After hearing the illustration of the camel and needle, Jesus’s disciples were greatly astonished. You could even say they were flabbergasted to hear Jesus teaching that the wealthy would find it impossible to receive salvation.
Because they and many others had wrongly equated wealth with salvation!
And in their perplexity they asked Jesus, “Who then can be saved?”
You see, the disciples still had a lot of the Pharisees’ beliefs in them. They and the Jewish people had grown up in the school of thought that blessings or wealth were often associated with the favor of God.
But Jesus said that these things and the love of them often get in the way of a person’s love for God. Therefore, those who had such possessions, power, and prestige were more difficult to reach.
Why? Because such individuals can be self-reliant and have no room for God or the things of God.
They falsely believe that they have earned all they have, excluding God and His gracious provision on all accounts. Such people are usually self-indulgent and self-gratifying. They do what they please and not what God desires for them to do with what they have been given.
God is completely out of the equation in their minds and hearts and actions. Sadly, they are often so unaware of Him and His presence. And though they often do good things in the eyes of the world, these things are empty in God’s eyes. They are void of His presence and are often self-serving acts of glorification for themselves. Therefore, they receive their rewards here on earth, forfeiting heaven’s rewards and promises.
But Jesus offered hope! He said, “With man this is impossible, but with God all things are possible” (Matthew 19:26). It was a reminder that salvation has nothing to do with man and everything to do with God. Even the making of a decision for Christ comes from God Himself.
It is God who initiates a relationship with us, for on our own we would not seek Him.
We learn this truth through Romans 3:10-18 where Paul says:
As it is written: ‘There is no one righteous, not even one; there is no one who understands; there is no one who seeks God. All have turned away, they have together become worthless; there is no one who does good, not even one.’
Apart from Christ there is no good thing in us.
And therefore there is nothing we can do to earn His love or salvation. Nothing, that is, but to accept His free gift of salvation and eternal life. There is but one way to heaven and that is through faith in Christ and His redeeming work of salvation on the cross.

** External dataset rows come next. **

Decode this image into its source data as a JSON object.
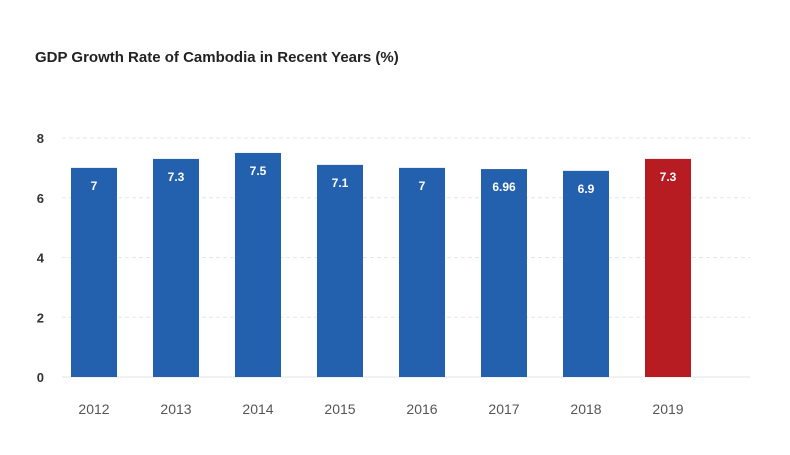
{
  "chart_data": {
    "type": "bar",
    "title": "GDP Growth Rate of Cambodia in Recent Years (%)",
    "xlabel": "",
    "ylabel": "",
    "categories": [
      "2012",
      "2013",
      "2014",
      "2015",
      "2016",
      "2017",
      "2018",
      "2019"
    ],
    "values": [
      7,
      7.3,
      7.5,
      7.1,
      7,
      6.96,
      6.9,
      7.3
    ],
    "data_labels": [
      "7",
      "7.3",
      "7.5",
      "7.1",
      "7",
      "6.96",
      "6.9",
      "7.3"
    ],
    "yticks": [
      "0",
      "2",
      "4",
      "6",
      "8"
    ],
    "ylim": [
      0,
      8
    ],
    "grid": true,
    "legend": "none",
    "colors": {
      "default": "#2360ad",
      "highlight": "#b71c22"
    },
    "highlight_index": 7
  }
}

Anything and everything else falls short of His glory and therefore is a counterfeit. Something which the Devil would love for you to believe in.
And then it was dear sweet Peter who spoke his mind and raised the question, “Jesus we have left everything to follow you! What then will there be for us?”
So what Peter was asking is something we all (if we were really honest) have asked at one time or another in our Christian walk.
Lord, if I leave it all to follow you, if I let go of my places of entertainment, my drinking, my circle of friends, what will I receive in return?
Peter had left his family, he had left his fishing business, he had left it all in order to follow Jesus and he wondered what his sacrifices might bring.
Jesus didn’t rebuke Peter for asking such a question. Instead, He promised Peter and the others that they would be gathered with Him. And at the renewal of all things, referring to the new heaven and the new earth, each one will reign with Him, judging the 12 tribes of Israel.
In verses 29-30, Jesus promised that everyone who has left houses, brothers, sisters, fathers, mothers, children, or fields for His sake will receive a hundred times more in this life. (The gospel of Mark includes, “and will inherit eternal life.”)
And then Jesus added this: “But many who are first will be last, and many who are last will be first.”
He then taught them with a parable about a land owner.
The land owner went out early in the morning and hired men to work for him. He agreed to pay these men a denarius for the day’s work and they went out and did what they had been hired to do.
About the third hour, he went out again and saw others with nothing to do and he told them that they too could come work for Him. But this time he just said he would pay them what was right. These workers trusted him to be a fair man and they went to work.
Again, about the six hour, and at the ninth hour, the land owner did the same thing. And again at the 11th hour, well into the work day, the land owner went out and found still others standing around with nothing to do. He asked them, “Why have you been standing here all day long doing nothing?” They replied, “Because no one has hired us.”
Maybe these are people whom the gospel has not yet reached. Or those who have simply failed to respond but now it has become clear that their lives are empty and without meaning. Now they respond to the work the land owner has for them. You see where this is going, right?
When evening came (the end), the owner of the vineyard (God Himself) sent out His foreman (the Holy Spirit) to call the workers so that they may receive their wages. He started with the last ones first. To them He gave a full day’s wages, though they had worked the least. And so the others, who had been hired first, thought they would receive more.
But instead, each one received exactly the same–the agreed upon amount of one denarius–and they began to grumble against the landowner. They complained that He had made the others who had come after them equal to them who had born more of the burden, working more hours and in the heat of the day, suffering for longer.
But land owner (God) responded to one of them:
‘I am not being unfair to you, friend. Didn’t you agree to work for a denarius? Take your pay and go. I want to give the one who was hired last the same as I gave you. Don’t I have the right to do what I want with my own money? Or are you envious because I am generous?’
So the last will be first, and the first will be last.